I am trying to prove that countable intersection of G-$ \delta $ set is a G- $ \delta $ set .
I am trying to use countable union of F- $ \sigma $ is again a F-$ \sigma $ and that complement of G- $ \delta $ is F- $ \sigma $ and vice versa. but I don't know how to deal with S \ $
\bigcap $ $ \bigcap $ G- $ \delta $ which I must prove F- $ \sigma $.
Can someone please help.

Answer 1

Summarising comments, essentially:

1. You don't need to use $F_\sigma$ sets at all. It should be well-known that $\Bbb N \times \Bbb N$ is countable and so if $G_n = \bigcap_{m \in \Bbb N} O^{(n)}_m$ is a sequence of $G_\delta$'s in a space $X$ (so all $O^{(n)}_m$ are open sets) then $$\bigcap_{n \in \Bbb N} G_n = \bigcap_{(n,m) \in \Bbb N \times \Bbb N} O^{(n)}_m$$ is also a countable intersection of open sets, and hence a $G_\delta$.

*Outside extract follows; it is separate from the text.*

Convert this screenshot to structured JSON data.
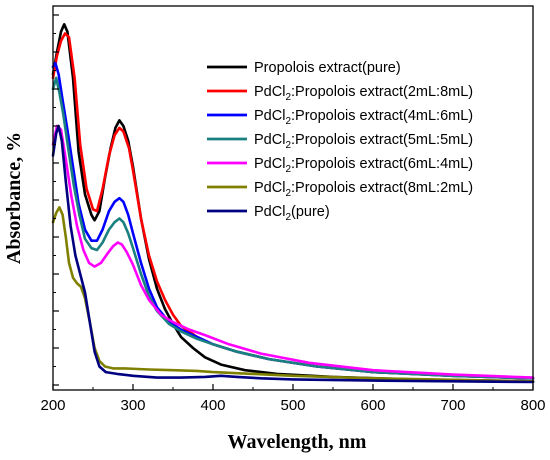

2. But if $F_\sigma$ are absolutely necessary, apply de Morgan twice: $$\left(\bigcap_n \bigcap_m O^{(n)}_m\right)^\complement =\bigcup_n \left(\bigcap_m O^{(n)}_m \right)^\complement = \bigcup_n \bigcup_m \left(O^{(n)}_m\right)^\complement $$ so the complement of $\bigcap_n G_n$ is an $F_\sigma$ (a countable union of $F_\sigma$ sets was supposed to be known) and so the set itself is $G_\delta$. But IMHO this is too roundabout a way.